Remind Prabowo Subianto, Intelligence Observer: Don't Become a Negarawan who is Absent in the Middle of Power
JAKARTA - President Prabowo often emphasizes the importance of leadership sustainability and openly calls President Jokowi a "political teacher". The difference between statesmen and politicians, seen from the courage to put the interests of the people and the law above personal loyalty and short-term interests.
This was conveyed by intelligence observer, Sri Rajasa Candra to VOI through his written message, Thursday, January 1.
Sri Rajasa said that in classical leadership ethics, a statesman is distinguished from a regular politician by the courage to put the people's interests and the law above personal loyalty and short-term interests. A statesman thinks across generations, not just across electoral lines.

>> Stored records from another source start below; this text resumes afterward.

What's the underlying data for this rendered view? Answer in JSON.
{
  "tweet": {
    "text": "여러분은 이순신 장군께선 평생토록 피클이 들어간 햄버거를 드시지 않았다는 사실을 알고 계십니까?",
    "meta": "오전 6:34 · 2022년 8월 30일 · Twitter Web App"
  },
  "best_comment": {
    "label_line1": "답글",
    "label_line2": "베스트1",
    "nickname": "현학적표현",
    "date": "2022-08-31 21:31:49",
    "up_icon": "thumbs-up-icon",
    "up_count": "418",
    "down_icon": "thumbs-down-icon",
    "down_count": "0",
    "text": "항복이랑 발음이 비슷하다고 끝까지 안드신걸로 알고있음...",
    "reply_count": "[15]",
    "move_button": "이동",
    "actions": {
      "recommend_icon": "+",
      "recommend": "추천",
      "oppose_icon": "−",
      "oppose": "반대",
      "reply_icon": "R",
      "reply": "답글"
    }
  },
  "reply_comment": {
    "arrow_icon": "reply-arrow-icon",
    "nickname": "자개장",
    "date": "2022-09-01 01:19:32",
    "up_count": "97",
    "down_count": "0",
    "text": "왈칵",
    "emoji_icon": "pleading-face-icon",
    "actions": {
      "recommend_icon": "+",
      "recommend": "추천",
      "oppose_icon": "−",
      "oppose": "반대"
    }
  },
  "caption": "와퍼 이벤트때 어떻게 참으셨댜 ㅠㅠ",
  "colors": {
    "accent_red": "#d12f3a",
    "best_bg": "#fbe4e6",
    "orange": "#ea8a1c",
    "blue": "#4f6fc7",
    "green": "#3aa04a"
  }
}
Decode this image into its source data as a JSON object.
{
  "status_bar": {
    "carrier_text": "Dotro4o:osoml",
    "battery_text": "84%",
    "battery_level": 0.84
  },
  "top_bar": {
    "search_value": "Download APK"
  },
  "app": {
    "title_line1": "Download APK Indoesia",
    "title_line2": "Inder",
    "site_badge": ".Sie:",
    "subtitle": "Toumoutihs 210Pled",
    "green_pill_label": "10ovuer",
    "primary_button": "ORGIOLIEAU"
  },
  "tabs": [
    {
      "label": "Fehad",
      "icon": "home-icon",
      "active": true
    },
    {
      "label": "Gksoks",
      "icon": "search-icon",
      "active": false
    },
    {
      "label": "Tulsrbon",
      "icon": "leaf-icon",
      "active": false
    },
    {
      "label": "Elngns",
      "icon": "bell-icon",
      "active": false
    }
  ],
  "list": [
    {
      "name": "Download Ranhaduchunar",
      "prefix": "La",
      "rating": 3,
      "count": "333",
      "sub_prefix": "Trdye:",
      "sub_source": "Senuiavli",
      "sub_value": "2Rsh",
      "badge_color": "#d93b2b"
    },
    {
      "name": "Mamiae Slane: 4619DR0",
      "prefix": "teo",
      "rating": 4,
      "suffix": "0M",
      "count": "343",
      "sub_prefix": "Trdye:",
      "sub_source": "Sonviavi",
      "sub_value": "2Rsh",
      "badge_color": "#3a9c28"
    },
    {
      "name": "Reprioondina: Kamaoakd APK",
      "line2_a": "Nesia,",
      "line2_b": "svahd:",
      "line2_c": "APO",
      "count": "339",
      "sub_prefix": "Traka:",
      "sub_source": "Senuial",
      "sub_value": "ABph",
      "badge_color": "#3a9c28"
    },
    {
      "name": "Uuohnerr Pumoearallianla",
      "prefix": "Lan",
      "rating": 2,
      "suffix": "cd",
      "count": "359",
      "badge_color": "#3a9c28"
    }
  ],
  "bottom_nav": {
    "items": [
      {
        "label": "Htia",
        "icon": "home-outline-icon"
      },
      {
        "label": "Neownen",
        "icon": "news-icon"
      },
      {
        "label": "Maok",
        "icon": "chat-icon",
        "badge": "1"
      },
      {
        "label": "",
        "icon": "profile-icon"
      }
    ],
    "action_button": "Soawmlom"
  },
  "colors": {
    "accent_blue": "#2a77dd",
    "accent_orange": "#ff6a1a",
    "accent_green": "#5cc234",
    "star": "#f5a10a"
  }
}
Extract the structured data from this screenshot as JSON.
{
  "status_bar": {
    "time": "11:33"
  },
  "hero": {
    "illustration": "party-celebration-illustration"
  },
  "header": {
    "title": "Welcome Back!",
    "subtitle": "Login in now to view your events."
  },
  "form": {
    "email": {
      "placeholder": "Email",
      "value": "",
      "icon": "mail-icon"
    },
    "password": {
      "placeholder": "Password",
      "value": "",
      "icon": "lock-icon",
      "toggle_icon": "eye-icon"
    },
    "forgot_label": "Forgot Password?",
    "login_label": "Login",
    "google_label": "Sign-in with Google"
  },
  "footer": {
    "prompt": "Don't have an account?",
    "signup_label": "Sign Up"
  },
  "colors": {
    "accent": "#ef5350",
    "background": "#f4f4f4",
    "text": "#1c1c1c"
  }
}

"However, the policies that are born actually show the opposite tendency. Practical political interests are more dominant than the courage to make structural corrections. Loyalty to the old power is maintained, even protected, while public demands are often ignored. In political psychology, this pattern is in line with the concept of authoritarian personality, namely the tendency to maintain power through institutional control and elite networks, not moral legitimacy," he said. Sri Rajasa.
He added that the phenomenon of "Dark Indonesia" was not just an emotional expression. It reflects the simultaneous dimming of political, legal, and bureaucratic reforms. And more dangerous is the emergence of indications of the consolidation of dynastic power supported by collaboration between the political elite, security apparatus, and the power of the rentier economy. In this kind of configuration, the country risks turning into a tool for a handful of groups, not a common home for all citizens.
"Indonesian history shows that authoritarian power rarely collapses when it is weak. It falls when it feels the most solid and immune to criticism. The 1998 reform was born from a collective awareness that the state had deviated too far from its constitutional purpose. Today, the nation is again at a crossroads. Democracy does not die overnight; it fades slowly, through compromises that are left behind," he said.